AI is being targeted at new application areas where it can help to get work done and help humankind
Given world events, it’s easy to forget that artificial intelligence (AI) was a “someday” thing just five years ago. The hot issue circa 2015-16 was whether a company should commit to big data analytics, even basic descriptive analytics.
Conversations about AI then centered on lifestyle applications: “Alexa, play a song,” autonomous vehicles that would let you read a book on the way to work, and virtual presence robots that would allow remote workers to roam the office chatting with coworkers. Alexa is still mainstream, but the others linger in Someday-Ville.
Today’s AI applications – and dreams – focus more on two more tangible benefits: Getting work done and the betterment of humankind. That transition is typical of many technical evolutions. The PC was a hobbyist toy until spreadsheets and word processing changed the way business was done. The airplane and motorized vehicles were recreational gimmicks long before they became crucial to commerce. Remember when the phone was for a Sunday call to Grandma?
Consider how people view AI now, as reflected in recent news coverage.
AI in healthcare today
There’s growing interest in the use of AI for healthcare, to the point that the World Health Organization has issued guidelines for how to implement it in a safe and fair manner. While warning against “overestimating the benefits of AI for health,” WHO noted how AI is already being used to improve the speed and accuracy of diagnoses, drive new drug research, and support public health management, particularly in wealthy countries.
“AI could also empower patients to take greater control of their own health care and better understand their evolving needs. It could also enable resource-poor countries and rural communities, where patients often have restricted access to healthcare workers or medical professionals, to bridge gaps in access to health services,” said the agency.
WHO also warned, “Opportunities are linked to challenges and risks, including unethical collection and use of health data; biases encoded in algorithms, and risks of AI to patient safety, cybersecurity, and the environment.”
AI in the public realm
In the government sector, the US Government Accountability Office (GAO) developed its own framework for use of AI by federal agencies.
According to the website Homeland Security Today, the US government already has AI-based applications in areas such as transportation, healthcare, education, finance, defense and cybersecurity.
The framework addresses governance, data, performance and monitoring in an effort to ensure accountability and responsible AI use. “AI is evolving at a pace at which we cannot afford to be reactive to its complexities, risks, and societal consequences. It is necessary to lay down a framework for independent verification of AI systems even as the technology continues to advance,” said the GAO.
The report also noted that one of the greatest challenges facing AI implementation efforts is the lack of skilled AI talent in the workforce.
Ensuring a rich food chain
AI use in supporting the global food supply is the focus of an AI initiative in Canada.
Agriculture Canada is looking at how farmers can prepare for the inevitable droughts, and its data scientists have been working on an AI program that may help with the type of drought conditions found in the plains regions of the US and Canada today.

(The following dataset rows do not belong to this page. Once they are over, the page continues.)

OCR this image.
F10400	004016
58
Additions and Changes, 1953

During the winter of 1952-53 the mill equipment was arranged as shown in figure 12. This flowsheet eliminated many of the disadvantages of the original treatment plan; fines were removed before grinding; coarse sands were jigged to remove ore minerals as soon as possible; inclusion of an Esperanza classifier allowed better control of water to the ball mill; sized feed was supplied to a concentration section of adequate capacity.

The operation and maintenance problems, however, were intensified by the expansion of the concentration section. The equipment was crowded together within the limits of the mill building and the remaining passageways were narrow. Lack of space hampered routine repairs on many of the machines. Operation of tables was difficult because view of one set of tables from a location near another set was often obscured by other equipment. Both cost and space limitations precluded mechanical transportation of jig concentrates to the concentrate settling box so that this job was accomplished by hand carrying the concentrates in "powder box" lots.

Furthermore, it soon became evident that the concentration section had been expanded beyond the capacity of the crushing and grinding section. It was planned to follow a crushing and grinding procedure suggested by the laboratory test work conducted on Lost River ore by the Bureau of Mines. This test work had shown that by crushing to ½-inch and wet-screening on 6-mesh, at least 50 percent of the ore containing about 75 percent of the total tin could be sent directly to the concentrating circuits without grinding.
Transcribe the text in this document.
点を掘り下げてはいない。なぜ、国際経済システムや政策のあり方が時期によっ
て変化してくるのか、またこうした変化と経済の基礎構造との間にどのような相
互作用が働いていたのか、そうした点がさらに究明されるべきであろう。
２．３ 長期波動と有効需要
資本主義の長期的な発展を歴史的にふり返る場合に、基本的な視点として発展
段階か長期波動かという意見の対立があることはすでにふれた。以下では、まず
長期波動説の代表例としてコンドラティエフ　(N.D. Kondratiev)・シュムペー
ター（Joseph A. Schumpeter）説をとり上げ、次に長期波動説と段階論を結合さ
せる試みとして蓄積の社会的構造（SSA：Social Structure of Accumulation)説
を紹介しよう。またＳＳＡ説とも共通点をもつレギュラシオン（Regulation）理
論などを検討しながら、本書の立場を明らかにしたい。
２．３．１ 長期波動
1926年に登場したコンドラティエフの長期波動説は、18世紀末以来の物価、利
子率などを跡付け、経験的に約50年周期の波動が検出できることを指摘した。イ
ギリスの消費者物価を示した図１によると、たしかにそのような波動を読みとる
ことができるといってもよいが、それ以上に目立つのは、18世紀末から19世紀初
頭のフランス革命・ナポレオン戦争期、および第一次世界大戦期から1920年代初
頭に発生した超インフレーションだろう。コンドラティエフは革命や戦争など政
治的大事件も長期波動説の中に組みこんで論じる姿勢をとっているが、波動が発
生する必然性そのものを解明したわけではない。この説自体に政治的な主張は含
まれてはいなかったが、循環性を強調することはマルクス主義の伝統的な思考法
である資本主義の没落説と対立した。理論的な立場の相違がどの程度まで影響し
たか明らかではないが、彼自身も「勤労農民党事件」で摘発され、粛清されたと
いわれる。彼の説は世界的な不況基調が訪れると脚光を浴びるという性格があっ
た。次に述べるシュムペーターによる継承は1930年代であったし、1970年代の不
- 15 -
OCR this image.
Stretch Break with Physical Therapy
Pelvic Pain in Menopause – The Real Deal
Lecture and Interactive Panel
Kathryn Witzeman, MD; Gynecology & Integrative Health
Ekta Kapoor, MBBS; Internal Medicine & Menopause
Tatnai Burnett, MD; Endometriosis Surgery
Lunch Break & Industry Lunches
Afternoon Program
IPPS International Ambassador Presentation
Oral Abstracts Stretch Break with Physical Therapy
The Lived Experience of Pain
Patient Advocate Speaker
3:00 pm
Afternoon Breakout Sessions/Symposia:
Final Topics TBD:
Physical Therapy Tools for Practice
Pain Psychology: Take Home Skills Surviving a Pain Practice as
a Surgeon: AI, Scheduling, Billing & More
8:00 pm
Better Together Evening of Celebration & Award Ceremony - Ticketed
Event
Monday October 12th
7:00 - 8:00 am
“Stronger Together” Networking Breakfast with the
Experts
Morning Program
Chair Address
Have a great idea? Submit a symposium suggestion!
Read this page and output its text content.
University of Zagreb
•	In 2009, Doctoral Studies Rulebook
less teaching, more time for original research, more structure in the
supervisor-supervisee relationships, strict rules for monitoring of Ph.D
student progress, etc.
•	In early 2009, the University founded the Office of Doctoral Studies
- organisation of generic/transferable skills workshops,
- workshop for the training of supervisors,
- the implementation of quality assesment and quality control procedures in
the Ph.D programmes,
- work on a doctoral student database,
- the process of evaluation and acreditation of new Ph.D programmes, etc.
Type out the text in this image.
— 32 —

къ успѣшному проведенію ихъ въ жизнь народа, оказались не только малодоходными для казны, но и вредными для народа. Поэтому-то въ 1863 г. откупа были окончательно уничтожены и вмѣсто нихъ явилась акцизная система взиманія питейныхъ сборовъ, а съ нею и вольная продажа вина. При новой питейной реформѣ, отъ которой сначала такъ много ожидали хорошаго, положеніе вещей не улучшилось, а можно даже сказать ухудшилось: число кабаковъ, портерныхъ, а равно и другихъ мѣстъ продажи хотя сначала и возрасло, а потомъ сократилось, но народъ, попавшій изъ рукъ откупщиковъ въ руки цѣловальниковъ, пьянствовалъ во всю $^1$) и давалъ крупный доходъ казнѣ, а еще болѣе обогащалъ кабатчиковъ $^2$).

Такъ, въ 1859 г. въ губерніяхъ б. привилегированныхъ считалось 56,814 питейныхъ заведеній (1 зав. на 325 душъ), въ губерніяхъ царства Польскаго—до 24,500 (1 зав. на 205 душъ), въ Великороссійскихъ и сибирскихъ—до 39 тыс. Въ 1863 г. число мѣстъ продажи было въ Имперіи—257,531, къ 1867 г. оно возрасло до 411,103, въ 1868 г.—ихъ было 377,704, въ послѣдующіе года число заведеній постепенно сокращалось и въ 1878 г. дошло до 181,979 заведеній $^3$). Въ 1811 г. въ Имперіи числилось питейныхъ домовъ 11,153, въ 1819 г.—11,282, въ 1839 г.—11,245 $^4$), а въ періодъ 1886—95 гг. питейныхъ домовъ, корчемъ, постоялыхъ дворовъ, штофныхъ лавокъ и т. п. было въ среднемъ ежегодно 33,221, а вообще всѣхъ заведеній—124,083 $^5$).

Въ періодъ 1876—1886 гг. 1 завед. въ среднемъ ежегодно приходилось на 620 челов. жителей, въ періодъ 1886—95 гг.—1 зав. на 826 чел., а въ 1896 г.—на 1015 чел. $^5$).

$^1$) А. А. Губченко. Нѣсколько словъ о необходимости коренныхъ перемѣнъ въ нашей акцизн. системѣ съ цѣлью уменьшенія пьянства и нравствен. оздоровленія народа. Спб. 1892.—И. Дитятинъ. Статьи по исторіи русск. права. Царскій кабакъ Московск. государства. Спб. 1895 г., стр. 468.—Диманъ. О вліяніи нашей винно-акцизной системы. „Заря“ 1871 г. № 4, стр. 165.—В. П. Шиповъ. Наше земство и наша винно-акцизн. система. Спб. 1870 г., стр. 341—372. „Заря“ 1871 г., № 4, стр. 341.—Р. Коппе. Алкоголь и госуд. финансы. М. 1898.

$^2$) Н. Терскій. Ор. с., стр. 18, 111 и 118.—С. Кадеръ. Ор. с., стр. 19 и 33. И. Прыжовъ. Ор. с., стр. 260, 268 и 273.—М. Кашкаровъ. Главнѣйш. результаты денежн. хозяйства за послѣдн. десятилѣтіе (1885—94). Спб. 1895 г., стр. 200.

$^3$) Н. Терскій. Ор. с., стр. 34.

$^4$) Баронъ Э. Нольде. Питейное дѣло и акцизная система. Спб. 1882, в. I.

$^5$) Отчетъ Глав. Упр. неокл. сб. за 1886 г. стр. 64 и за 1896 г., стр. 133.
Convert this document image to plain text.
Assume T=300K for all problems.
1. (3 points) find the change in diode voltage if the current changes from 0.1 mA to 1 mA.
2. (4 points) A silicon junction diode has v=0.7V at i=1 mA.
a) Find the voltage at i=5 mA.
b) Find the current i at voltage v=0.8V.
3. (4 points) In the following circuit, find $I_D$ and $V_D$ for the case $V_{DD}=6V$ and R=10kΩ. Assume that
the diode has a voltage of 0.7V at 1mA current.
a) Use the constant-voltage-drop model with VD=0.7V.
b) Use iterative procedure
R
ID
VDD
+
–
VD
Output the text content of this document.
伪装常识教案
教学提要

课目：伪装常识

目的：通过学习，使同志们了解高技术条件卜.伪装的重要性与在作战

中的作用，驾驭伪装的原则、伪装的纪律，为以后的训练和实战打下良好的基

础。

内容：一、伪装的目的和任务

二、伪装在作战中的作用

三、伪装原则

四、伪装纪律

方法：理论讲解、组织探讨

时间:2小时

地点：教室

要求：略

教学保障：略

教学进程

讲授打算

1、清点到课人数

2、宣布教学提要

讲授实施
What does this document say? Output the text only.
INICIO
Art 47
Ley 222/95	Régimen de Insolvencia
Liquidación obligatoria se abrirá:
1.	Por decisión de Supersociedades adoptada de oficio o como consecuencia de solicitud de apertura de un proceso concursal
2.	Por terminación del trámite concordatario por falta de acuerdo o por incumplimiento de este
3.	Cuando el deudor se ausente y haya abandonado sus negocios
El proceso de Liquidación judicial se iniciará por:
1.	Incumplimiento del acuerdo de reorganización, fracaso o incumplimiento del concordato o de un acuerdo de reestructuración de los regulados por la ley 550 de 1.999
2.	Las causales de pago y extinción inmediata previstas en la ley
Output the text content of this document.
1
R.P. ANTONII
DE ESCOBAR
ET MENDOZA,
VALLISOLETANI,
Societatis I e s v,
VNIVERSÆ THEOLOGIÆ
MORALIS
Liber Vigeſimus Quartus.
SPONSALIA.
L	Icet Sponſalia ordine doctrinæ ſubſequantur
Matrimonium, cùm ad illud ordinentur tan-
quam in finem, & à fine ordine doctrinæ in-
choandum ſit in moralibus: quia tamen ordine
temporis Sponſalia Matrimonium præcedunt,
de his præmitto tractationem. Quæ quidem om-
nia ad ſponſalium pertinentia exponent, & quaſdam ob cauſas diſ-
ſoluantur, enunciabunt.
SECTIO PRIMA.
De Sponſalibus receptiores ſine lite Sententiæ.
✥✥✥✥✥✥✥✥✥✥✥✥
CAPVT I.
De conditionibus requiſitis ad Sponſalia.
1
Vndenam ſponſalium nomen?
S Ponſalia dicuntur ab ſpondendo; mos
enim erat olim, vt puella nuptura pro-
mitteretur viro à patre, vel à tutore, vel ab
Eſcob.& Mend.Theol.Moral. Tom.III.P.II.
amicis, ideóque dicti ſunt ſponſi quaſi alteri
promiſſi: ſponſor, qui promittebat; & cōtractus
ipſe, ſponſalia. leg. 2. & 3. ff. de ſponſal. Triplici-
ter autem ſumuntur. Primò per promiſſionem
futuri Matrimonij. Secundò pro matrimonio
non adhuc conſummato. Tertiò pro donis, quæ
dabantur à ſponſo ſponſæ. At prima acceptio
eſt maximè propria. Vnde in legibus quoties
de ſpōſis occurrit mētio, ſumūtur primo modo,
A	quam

Drought Outlook is designed to forecast drought conditions and look 30 days into the future.
The program studies 21 different drought models used in various parts of the world, and is designed to learn from how those models have been utilized. It then blends in the real-world experiences drawn from where remediation efforts in drought instances have been successful.
Passing on knowledge
One area where AI has long held at least theoretical promise is knowledge management.
No matter the business sector, one challenge that organizations face is the dynamic nature of today’s workforce. It’s not just about Baby Boomers retiring and taking their experience and knowledge with them, but workers of all ages changing jobs. The challenge is in how to share the problem-solving experiences of one worker with that person’s peers or successors.
US Defense Advanced Research Projects Agency (DARPA) has launched a program designed to share such experiences. However, the sharing and learning isn’t so much from worker to worker, but more importantly, from computer to computer.
The Shared-Experience Lifelong Learning (ShELL) project has the goal of using AI and machine learning to help defense systems share what they have learned from situations with other computers running AI applications.
“ShELL seeks to advanced computer sciences in lifelong learning by computers that share experiences with each other. Lifelong learning is a relatively new area of machine learning research, in which computers continually learn as they encounter varying conditions and tasks while deployed in the field,” according to a report by Military Aerospace.
“ShELL has three core challenges: what knowledge should be shared and incorporated; when and how should computers share their knowledge; and develop lifelong learning algorithms that account for the size, weight, computing, and communications constraints of the platforms supporting each learning computer,” the report continued.